KEY POINTS:
Local manufacturing activity has plunged to another record low, according to new research published this morning.
The Bank of New Zealand - Business NZ Performance of Manufacturing Index (PMI) for November shows a fall from the month before and a big plunge from the same month last year.
The latest result was also the seventh consecutive month in which the sector has been in decline.
A PMI reading above 50 indicates that manufacturing is generally expanding; below 50 that it is declining.
Between 2002 and 2007, the November number ranged between 44.3 and 57.9. For last month the number stood at 35.4 - down 21 points from last year and 7.9 from October.
"The global manufacturing depression has well and truly hit New Zealand shores and with the global PMI currently standing at 36.4, New Zealand is in good company with other developed economies," said Business NZ chief executive Phil O'Reilly in a statement issued with the research.

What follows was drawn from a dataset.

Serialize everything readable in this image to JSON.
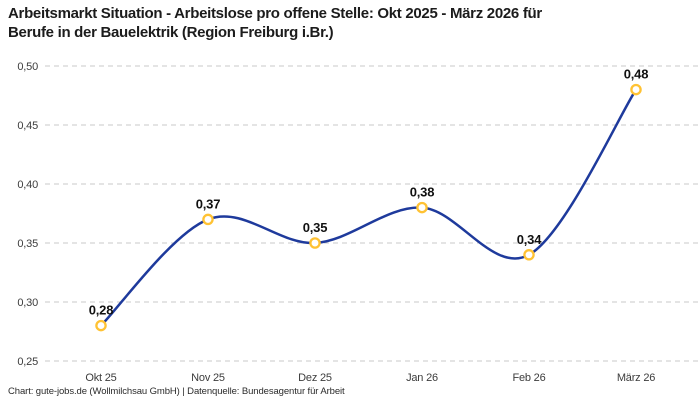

"Any sign of a sizeable lift in activity is against the odds in the coming months. The very poor November result also begs the question - just low will overall activity fall? There's no clear indication we have yet reached the lowest point for this cycle."
O'Reilly said it was difficult to "spot positives" but he hoped New Zealand's falling exchange rate would provide some competitive boost for those still attaining work on the international market. Recent interest rate cuts may also provide cost of borrowing relief in some quarters - if lines to credit were still available.
"It's tough going for many manufacturers at present, but we should also be mindful of those who are still finding positives in the market and increasing sales by establishing new markets and diversifying their product range."
Head of research at survey co-sponsor, the BNZ, Stephen Toplis, said manufacturers were being "battered on all fronts".
"First, they were beaten up by the rapid softening in domestic demand, led by the housing market correction. Now they're also suffering from phase two of the recession, which involves a drop in demand for export product as recession grips the developed world.
"We remain hopeful that 2010 will be a much better year, as the combined impact of substantial monetary and fiscal easing eventually pushes the economy ahead but for many, between now and then will simply be a fight for survival."